University of Kentucky (UK) animal scientists tested new, low-phytic acid corn varieties for feeding pigs and chicks. The researchers found more phosphorus was available for absorption and use by pigs when they ate the low-phytate corn variety as compared to normal corn.

"One of the most exciting discoveries to surface in corn breeding in recent years is the discovery of low phytic acid (low phytate) genes," says Gary Cromwell, UK swine nutritionist. Low-phytate genes were first discovered by Victor Raboy, a USDA plant breeder at Montana State University. These mutant genes block the synthesis of phytic acid in corn kernels as they are produced on the ear without affecting the amount of total phosphorus. As a result, the inorganic phosphorus content of corn is markedly increased. One of the major seed companies, Pioneer Hi-Bred International, has put the low-phytate gene into some of its hybrid corn lines.

"What makes this discovery so exciting is the tremendous potential that this corn has for reducing environmental pollution from high-phosphorus pig and poultry manure," Cromwell relates.

Most (60-80%) of the phosphorus in corn is in a complex form called phytic acid (or phytate). Pigs and poultry do not have the digestive enzyme (phytase) in their gastrointestinal tract to break down thephytate. This means most of the phosphorus in corn and soybean meal passes through the tract unused, and is excreted in the manure. The excreted phosphorus can potentially contribute to environmental pollution if high-phosphorus manure is applied to cropland and the excess phosphorus finds its way into surface waters.

Low-phytate corn has about half as much phytate phosphorus as normal corn (Table 6). And better yet, this mutant corn has about two to three times more highly digestible inorganic phosphorus than normal corn (Table 6).

The UK researchers worked with Optimum Quality Grains, L.L.C., a joint venture involving Pioneer Hi-Bred International and Dupont, in testing the new type of corn. The researchers found in studies with pigs and chicks that the phosphorus in low-phytate corn was about three to four times more bioavailable than the phosphorus in normal corn. "Specifically, we found in pig studies that this gene increased the bioavailability of phosphorus from approximately 20% in normal corn up to 75% in low-phytate corn," Cromwell says.

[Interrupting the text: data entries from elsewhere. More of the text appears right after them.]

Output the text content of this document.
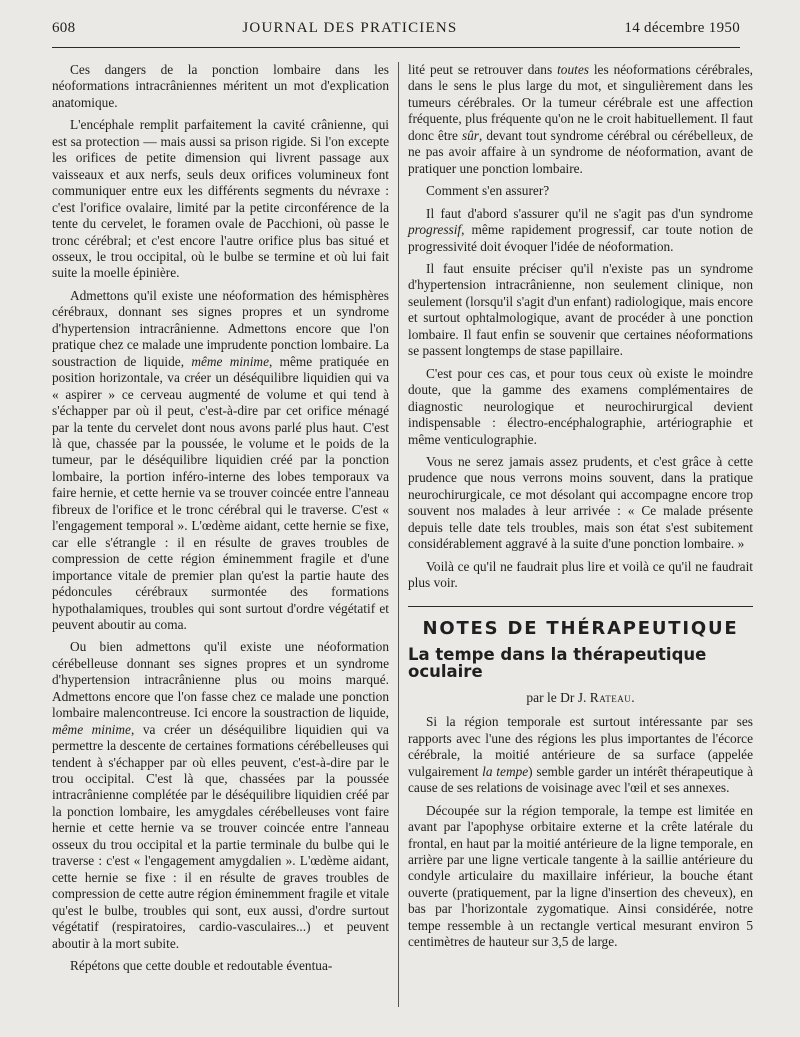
608	JOURNAL DES PRATICIENS	14 décembre 1950

Ces dangers de la ponction lombaire dans les néoformations intracrâniennes méritent un mot d'explication anatomique.

L'encéphale remplit parfaitement la cavité crânienne, qui est sa protection — mais aussi sa prison rigide. Si l'on excepte les orifices de petite dimension qui livrent passage aux vaisseaux et aux nerfs, seuls deux orifices volumineux font communiquer entre eux les différents segments du névraxe : c'est l'orifice ovalaire, limité par la petite circonférence de la tente du cervelet, le foramen ovale de Pacchioni, où passe le tronc cérébral; et c'est encore l'autre orifice plus bas situé et osseux, le trou occipital, où le bulbe se termine et où lui fait suite la moelle épinière.

Admettons qu'il existe une néoformation des hémisphères cérébraux, donnant ses signes propres et un syndrome d'hypertension intracrânienne. Admettons encore que l'on pratique chez ce malade une imprudente ponction lombaire. La soustraction de liquide, même minime, même pratiquée en position horizontale, va créer un déséquilibre liquidien qui va « aspirer » ce cerveau augmenté de volume et qui tend à s'échapper par où il peut, c'est-à-dire par cet orifice ménagé par la tente du cervelet dont nous avons parlé plus haut. C'est là que, chassée par la poussée, le volume et le poids de la tumeur, par le déséquilibre liquidien créé par la ponction lombaire, la portion inféro-interne des lobes temporaux va faire hernie, et cette hernie va se trouver coincée entre l'anneau fibreux de l'orifice et le tronc cérébral qui le traverse. C'est « l'engagement temporal ». L'œdème aidant, cette hernie se fixe, car elle s'étrangle : il en résulte de graves troubles de compression de cette région éminemment fragile et d'une importance vitale de premier plan qu'est la partie haute des pédoncules cérébraux surmontée des formations hypothalamiques, troubles qui sont surtout d'ordre végétatif et peuvent aboutir au coma.

Ou bien admettons qu'il existe une néoformation cérébelleuse donnant ses signes propres et un syndrome d'hypertension intracrânienne plus ou moins marqué. Admettons encore que l'on fasse chez ce malade une ponction lombaire malencontreuse. Ici encore la soustraction de liquide, même minime, va créer un déséquilibre liquidien qui va permettre la descente de certaines formations cérébelleuses qui tendent à s'échapper par où elles peuvent, c'est-à-dire par le trou occipital. C'est là que, chassées par la poussée intracrânienne complétée par le déséquilibre liquidien créé par la ponction lombaire, les amygdales cérébelleuses vont faire hernie et cette hernie va se trouver coincée entre l'anneau osseux du trou occipital et la partie terminale du bulbe qui le traverse : c'est « l'engagement amygdalien ». L'œdème aidant, cette hernie se fixe : il en résulte de graves troubles de compression de cette autre région éminemment fragile et vitale qu'est le bulbe, troubles qui sont, eux aussi, d'ordre surtout végétatif (respiratoires, cardio-vasculaires...) et peuvent aboutir à la mort subite.

Répétons que cette double et redoutable éventua-

lité peut se retrouver dans toutes les néoformations cérébrales, dans le sens le plus large du mot, et singulièrement dans les tumeurs cérébrales. Or la tumeur cérébrale est une affection fréquente, plus fréquente qu'on ne le croit habituellement. Il faut donc être sûr, devant tout syndrome cérébral ou cérébelleux, de ne pas avoir affaire à un syndrome de néoformation, avant de pratiquer une ponction lombaire.

Comment s'en assurer?

Il faut d'abord s'assurer qu'il ne s'agit pas d'un syndrome progressif, même rapidement progressif, car toute notion de progressivité doit évoquer l'idée de néoformation.

Il faut ensuite préciser qu'il n'existe pas un syndrome d'hypertension intracrânienne, non seulement clinique, non seulement (lorsqu'il s'agit d'un enfant) radiologique, mais encore et surtout ophtalmologique, avant de procéder à une ponction lombaire. Il faut enfin se souvenir que certaines néoformations se passent longtemps de stase papillaire.

C'est pour ces cas, et pour tous ceux où existe le moindre doute, que la gamme des examens complémentaires de diagnostic neurologique et neurochirurgical devient indispensable : électro-encéphalographie, artériographie et même venticulographie.

Vous ne serez jamais assez prudents, et c'est grâce à cette prudence que nous verrons moins souvent, dans la pratique neurochirurgicale, ce mot désolant qui accompagne encore trop souvent nos malades à leur arrivée : « Ce malade présente depuis telle date tels troubles, mais son état s'est subitement considérablement aggravé à la suite d'une ponction lombaire. »

Voilà ce qu'il ne faudrait plus lire et voilà ce qu'il ne faudrait plus voir.

NOTES DE THÉRAPEUTIQUE
La tempe dans la thérapeutique oculaire
par le Dr J. Rateau.

Si la région temporale est surtout intéressante par ses rapports avec l'une des régions les plus importantes de l'écorce cérébrale, la moitié antérieure de sa surface (appelée vulgairement la tempe) semble garder un intérêt thérapeutique à cause de ses relations de voisinage avec l'œil et ses annexes.

Découpée sur la région temporale, la tempe est limitée en avant par l'apophyse orbitaire externe et la crête latérale du frontal, en haut par la moitié antérieure de la ligne temporale, en arrière par une ligne verticale tangente à la saillie antérieure du condyle articulaire du maxillaire inférieur, la bouche étant ouverte (pratiquement, par la ligne d'insertion des cheveux), en bas par l'horizontale zygomatique. Ainsi considérée, notre tempe ressemble à un rectangle vertical mesurant environ 5 centimètres de hauteur sur 3,5 de large.
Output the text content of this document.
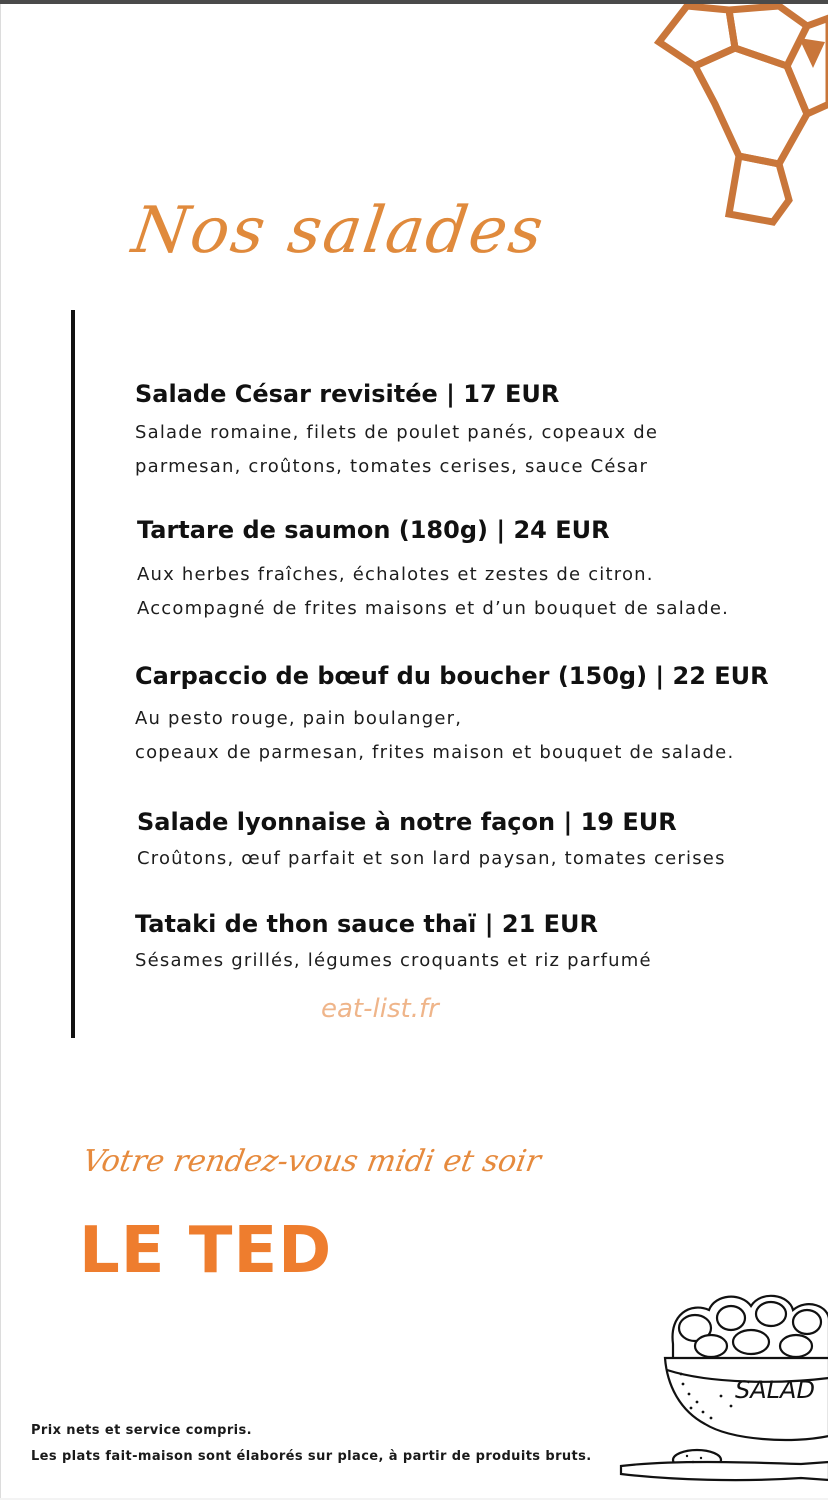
Nos salades
Salade César revisitée | 17 EUR

Salade romaine, filets de poulet panés, copeaux de

parmesan, croûtons, tomates cerises, sauce César

Tartare de saumon (180g) | 24 EUR

Aux herbes fraîches, échalotes et zestes de citron.

Accompagné de frites maisons et d’un bouquet de salade.

Carpaccio de bœuf du boucher (150g) | 22 EUR

Au pesto rouge, pain boulanger,

copeaux de parmesan, frites maison et bouquet de salade.

Salade lyonnaise à notre façon | 19 EUR

Croûtons, œuf parfait et son lard paysan, tomates cerises

Tataki de thon sauce thaï | 21 EUR

Sésames grillés, légumes croquants et riz parfumé

eat-list.fr
Votre rendez-vous midi et soir
LE TED
Prix nets et service compris.
Les plats fait-maison sont élaborés sur place, à partir de produits bruts.
SALAD
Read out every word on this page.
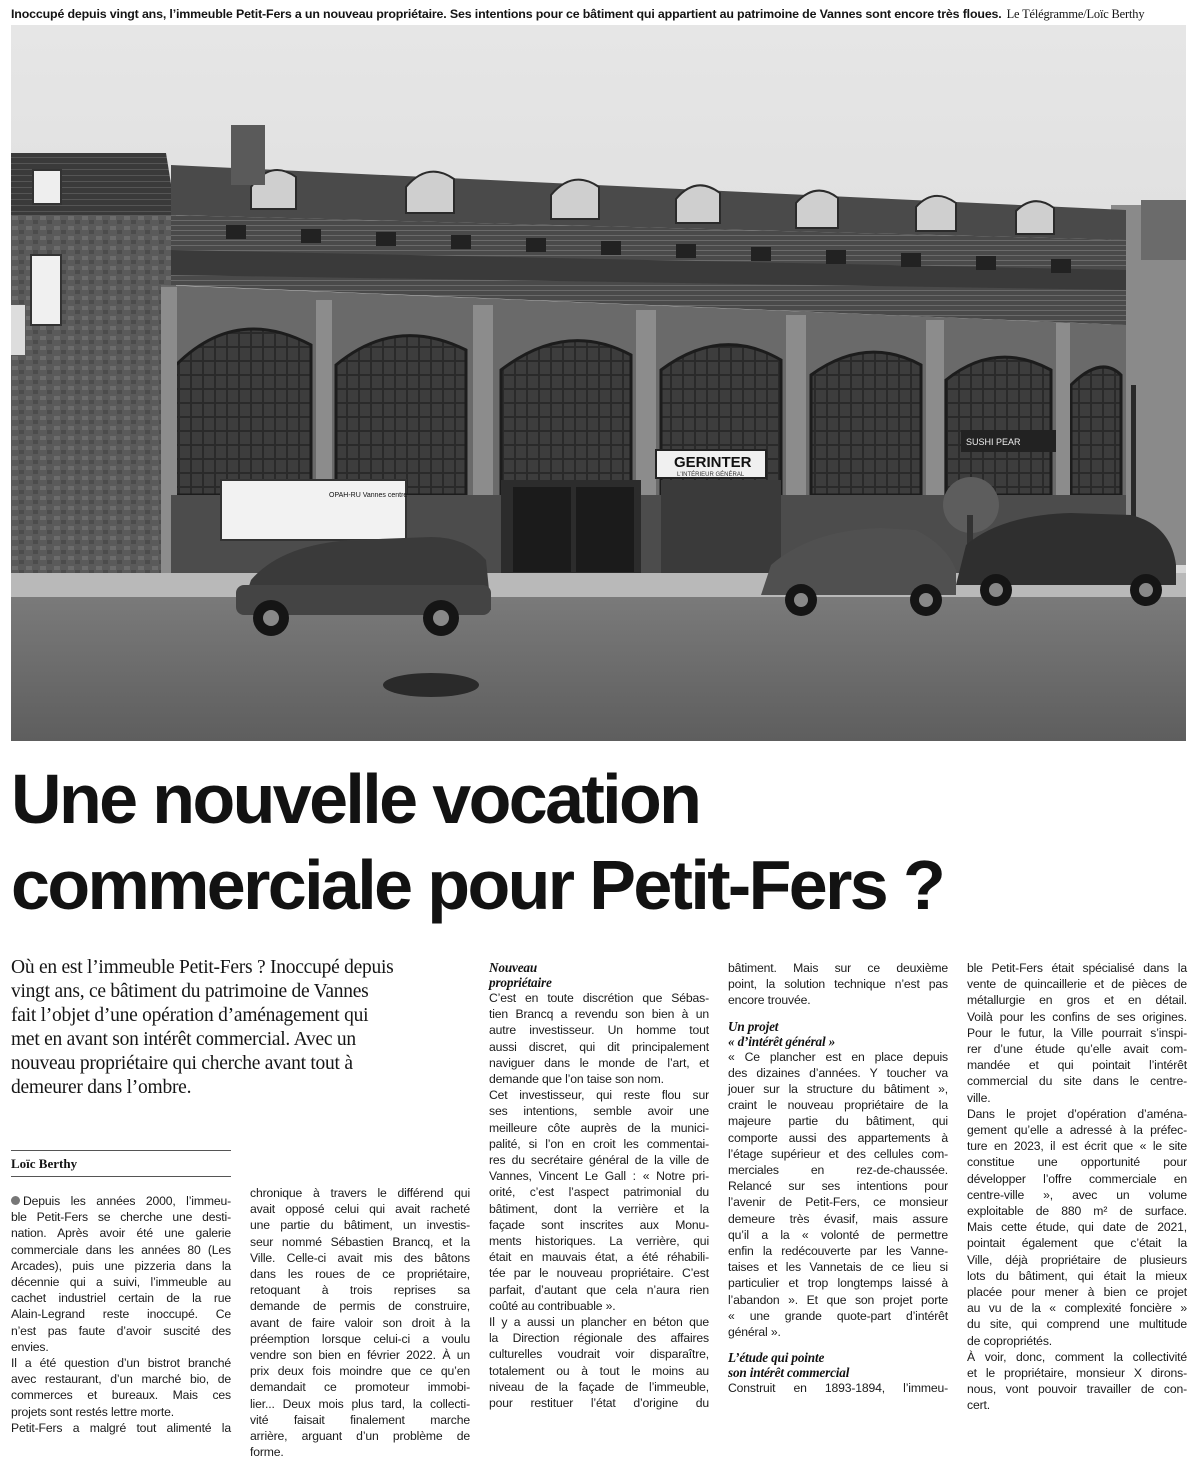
Inoccupé depuis vingt ans, l’immeuble Petit-Fers a un nouveau propriétaire. Ses intentions pour ce bâtiment qui appartient au patrimoine de Vannes sont encore très floues. Le Télégramme/Loïc Berthy
GERINTER
L'INTÉRIEUR GÉNÉRAL
OPAH-RU Vannes centre
SUSHI PEAR
Une nouvelle vocation
commerciale pour Petit-Fers ?
Où en est l’immeuble Petit-Fers ? Inoccupé depuis
vingt ans, ce bâtiment du patrimoine de Vannes
fait l’objet d’une opération d’aménagement qui
met en avant son intérêt commercial. Avec un
nouveau propriétaire qui cherche avant tout à
demeurer dans l’ombre.
Loïc Berthy
Depuis les années 2000, l’immeu-
ble Petit-Fers se cherche une desti-
nation. Après avoir été une galerie
commerciale dans les années 80 (Les
Arcades), puis une pizzeria dans la
décennie qui a suivi, l’immeuble au
cachet industriel certain de la rue
Alain-Legrand reste inoccupé. Ce
n’est pas faute d’avoir suscité des
envies.
Il a été question d’un bistrot branché
avec restaurant, d’un marché bio, de
commerces et bureaux. Mais ces
projets sont restés lettre morte.
Petit-Fers a malgré tout alimenté la
chronique à travers le différend qui
avait opposé celui qui avait racheté
une partie du bâtiment, un investis-
seur nommé Sébastien Brancq, et la
Ville. Celle-ci avait mis des bâtons
dans les roues de ce propriétaire,
retoquant à trois reprises sa
demande de permis de construire,
avant de faire valoir son droit à la
préemption lorsque celui-ci a voulu
vendre son bien en février 2022. À un
prix deux fois moindre que ce qu’en
demandait ce promoteur immobi-
lier... Deux mois plus tard, la collecti-
vité faisait finalement marche
arrière, arguant d’un problème de
forme.
Nouveau
propriétaire
C’est en toute discrétion que Sébas-
tien Brancq a revendu son bien à un
autre investisseur. Un homme tout
aussi discret, qui dit principalement
naviguer dans le monde de l’art, et
demande que l’on taise son nom.
Cet investisseur, qui reste flou sur
ses intentions, semble avoir une
meilleure côte auprès de la munici-
palité, si l’on en croit les commentai-
res du secrétaire général de la ville de
Vannes, Vincent Le Gall : « Notre pri-
orité, c’est l’aspect patrimonial du
bâtiment, dont la verrière et la
façade sont inscrites aux Monu-
ments historiques. La verrière, qui
était en mauvais état, a été réhabili-
tée par le nouveau propriétaire. C’est
parfait, d’autant que cela n’aura rien
coûté au contribuable ».
Il y a aussi un plancher en béton que
la Direction régionale des affaires
culturelles voudrait voir disparaître,
totalement ou à tout le moins au
niveau de la façade de l’immeuble,
pour restituer l’état d’origine du
bâtiment. Mais sur ce deuxième
point, la solution technique n’est pas
encore trouvée.
Un projet
« d’intérêt général »
« Ce plancher est en place depuis
des dizaines d’années. Y toucher va
jouer sur la structure du bâtiment »,
craint le nouveau propriétaire de la
majeure partie du bâtiment, qui
comporte aussi des appartements à
l’étage supérieur et des cellules com-
merciales en rez-de-chaussée.
Relancé sur ses intentions pour
l’avenir de Petit-Fers, ce monsieur
demeure très évasif, mais assure
qu’il a la « volonté de permettre
enfin la redécouverte par les Vanne-
taises et les Vannetais de ce lieu si
particulier et trop longtemps laissé à
l’abandon ». Et que son projet porte
« une grande quote-part d’intérêt
général ».
L’étude qui pointe
son intérêt commercial
Construit en 1893-1894, l’immeu-
ble Petit-Fers était spécialisé dans la
vente de quincaillerie et de pièces de
métallurgie en gros et en détail.
Voilà pour les confins de ses origines.
Pour le futur, la Ville pourrait s’inspi-
rer d’une étude qu’elle avait com-
mandée et qui pointait l’intérêt
commercial du site dans le centre-
ville.
Dans le projet d’opération d’aména-
gement qu’elle a adressé à la préfec-
ture en 2023, il est écrit que « le site
constitue une opportunité pour
développer l’offre commerciale en
centre-ville », avec un volume
exploitable de 880 m² de surface.
Mais cette étude, qui date de 2021,
pointait également que c’était la
Ville, déjà propriétaire de plusieurs
lots du bâtiment, qui était la mieux
placée pour mener à bien ce projet
au vu de la « complexité foncière »
du site, qui comprend une multitude
de copropriétés.
À voir, donc, comment la collectivité
et le propriétaire, monsieur X dirons-
nous, vont pouvoir travailler de con-
cert.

This finding is significant because it means when low-phytate corn is fed, less supplemental phosphorus is needed to meet the animal's dietary phosphorus requirements. Results of feeding tests conducted at UK with both growing pigs (Table 7) and finishing pigs (Table 8) indicate that feeding pigs low-phytate corn-soybean meal diets with 0.1% less total phosphorus than normal, results in similar performance and bone mineralization as in pigs fed normal corn-soybean meal diets.

"More importantly, phosphorus excretion is markedly reduced when low-phytate corn is fed," Cromwell says. "In a recent experiment, we found that pigs fed low-phytate corn-soybean meal diets containing 0.1% less total phosphorus than normal corn-soy diets excreted one-third less phosphorus in their manure."

Even with the feeding of low-phytate corn, there is still quite a bit of unusable phytate phosphorus in diets that originate from soybean meal. Experiments are presently underway at UK to assess the effects of adding a microbial phytase supplement to corn-soybean meal diets containing either normal corn or low-phytate corn. Also, low-phytate soybeans are on the horizon. All of these new technologies-supplemental phytase, low- phytate corn and low-phytate soybeans-have tremendous potential as a means of reducing the problems of phosphorus excretion in pork production systems.

Preliminary testing by Optimum Quality Grains, L.L.C, indicates that low- phytate corn produces yields that are comparable to normal corn. The protein, lysine, starch and other important nutritional traits are not affected by the low- phytate gene. The gene apparently only affects the type of phosphorus in the corn grain.

A side benefit of the reduced phytic acid (which is a strong chelating agent) is that binding of zinc and other trace minerals is less likely to occur in the intestinal tract when this type of corn is fed. Thus, dietary levels of some trace elements such as zinc can also be reduced, which will also reduce excretion of these trace elements.

Optimum Quality Grains estimates seed will be commercially available for planting in the spring of 2000.